There it was again. Words flowing like water. Like a babbling brook, as Josh used to say.

Josh had such a mean streak.

Still, she clamped her lips together to keep from saying anything else. She’d already used the word love.

Out of her peripheral vision, she saw Cullen roll his shoulder again. “I’m just doing right by Greg. He and Rosa were the ones who raised the kids right. I’m just continuing what they started. It’s weird, thinking that they’re gone. It makes you realize just how damn short life is. It makes you step back and take inventory of what’s important and what isn’t.”

Somehow he managed to shift the loaves he was carrying—twice as many as she held—and open the door.
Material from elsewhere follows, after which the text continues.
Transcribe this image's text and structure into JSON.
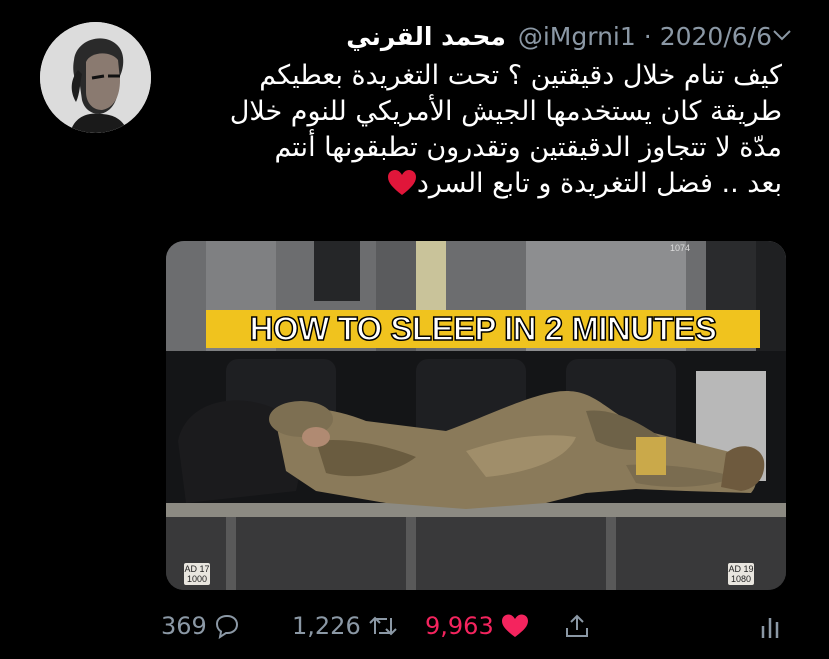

She made the mistake of looking him in the eye. For a second that seemed to last an eternity, his hazel eyes were filled with pain and torment and something else that she couldn’t quite define.

She looked down and stepped inside.

Oh, but he was a complicated one.

“They’re just with me until I can find a family that will take all four of them. They have to stay together. I won’t let them be broken up.”